The latest book in the fascinating Art After Nature series from the University of Minnesota, The Lichen Museum appreciates the postmodern aspect of these “composite beings whose collective constitution confounds our grammar and … complicates attempts to describe their diversity.” Appropriately, Palmer frames her book “as a composite organism composed of numerous voices and ideas from other writers, makers, thinkers, and observers, as well as interviews with lichenologists.” The Lichen Museum contains travelogues, memoirs, historical and scientific texts, black-and-white and color photographs, and plenty of theories that, depending on your taste, either add intellectual weight to the book or cause it to falter (a bit of both, in my opinion).

At times you can feel the author’s ingenuity being tested as she finds yet another way to look at lichens. They allow us to reconsider our relationships to each other, to capitalism, to sentience, to language, to racism and crime, and to pretty much any other issue that might arise. And as far-fetched as some analogies may seem at first, Palmer always finds a way to turn the size and stillness of the lichens into an opportunity for real reflection: “Freedom and independence are bound up with movement—the ability to get away, to go and return, to explore and exploit.
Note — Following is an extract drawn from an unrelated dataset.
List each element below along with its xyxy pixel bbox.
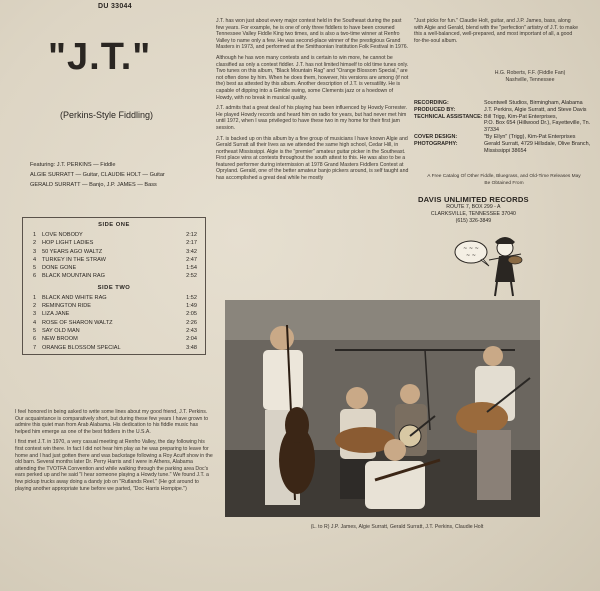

If you hold on to something, if you stay in one place, you run the risk of becoming an object, and potentially an object that can be used.”

At one point, in an effort to change “the typical way of understanding” that “does not re-impose a colonizing approach,” she wonders whether the algae are “voluntarily” surrendering to the fungi. She acknowledges that in doing so, she is reinforcing “the mutualistic myth,” which, according to one lichenologist, “is similar to the belief that domestic cattle have a comparable relationship because we provide them with food and shelter and increase their populations before we slaughter them.” Of course, Palmer does not actually believe that fungi and algae are intelligent beings, but she asks, “Why does it feel like there is so much at stake in answering the question of who is in charge?” Her considered answer is that “human values have been applied to these things in apparently ‘neutral’ descriptions which in fact reflect historical structural relationships which can change, are changing, and whose change can potentially be promoted by a different description.”

Ultimately, lichens are symbols of something we should strive for: “small, local and sustainable relationships of material coexistence, even relationships of reciprocity.” They offer a way to “interrupt the narratives that have created and continue to contribute to the slow path of destruction of our planet,” and offer “a tiny gesture” toward sustainability “by opening up an unlikely connection between worlds.” At least The Lichen Museum invites readers to pause long enough to reflect on their environment and the many creatures in it that they ignore every day at their mutual peril.